Key Issues When Buying a Business

Buying a business is a rewarding yet daunting task. You may find yourself having to invent solutions to overcome hurdles that you never thought would exist. When first considering a purchase, I believe some best ways to lower potential hurdles is through an honest assessment of that business’s stage of its life cycle, its operating cash flow, and the quality of its assets. Your conclusions may determine just how difficult or rewarding that purchase will become.

Businesses can exist in one of four phases: start-up, growth, maturity, or renewal/decline. Each phase has unique risks, potential outcomes, a competitive landscape, and an overall worth/valuation. Make sure you know which phase you find this business to be in as that will shape your business plan, counteroffer, and investment/financing options.

Most have heard the phrase “cash is king”, and stress-tested cash flow projections (prepare several scenarios) will decide how you proceed with your investment.
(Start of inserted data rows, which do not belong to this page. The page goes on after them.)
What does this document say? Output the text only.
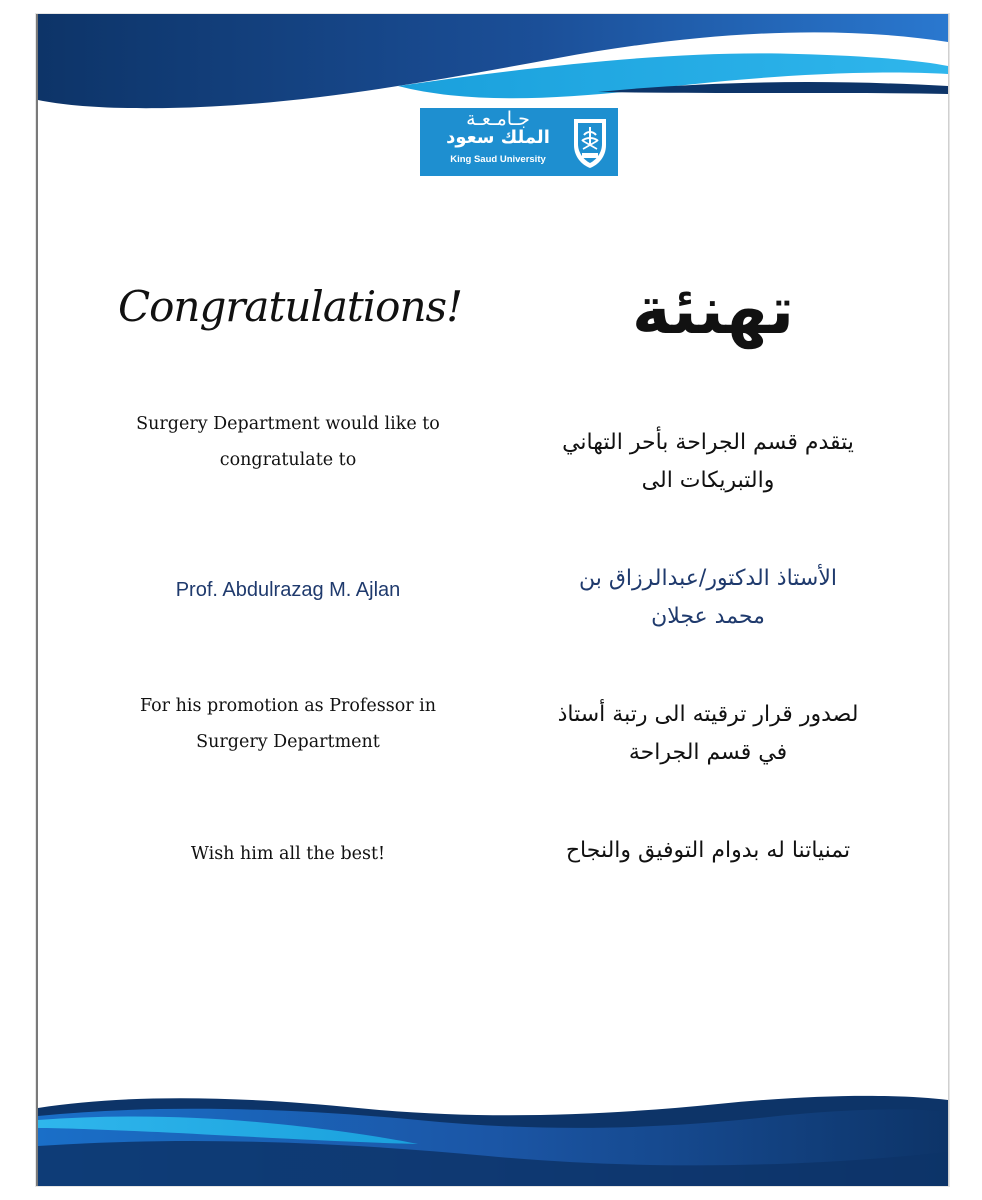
جـامـعـة
الملك سعود
King Saud University
Congratulations!	تهنئة
Surgery Department would like to
congratulate to
يتقدم قسم الجراحة بأحر التهاني
والتبريكات الى
Prof. Abdulrazag M. Ajlan	الأستاذ الدكتور/عبدالرزاق بن
محمد عجلان
For his promotion as Professor in
Surgery Department
لصدور قرار ترقيته الى رتبة أستاذ
في قسم الجراحة
Wish him all the best!	تمنياتنا له بدوام التوفيق والنجاح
How does projected cash flow and return on your investment compare to other options, such as the stock market and competitors? Be sure that your projected rate of return can beat the riskiness of unknown hurdles.

Does the quality of the business’s assets support the price being offered? You may need to plan for additional, short-term costs that could even be used to negotiate a lower price. Assets are not just inventory and equipment, but also include the workforce, business records, customer base, technology, and the reputation of the organization.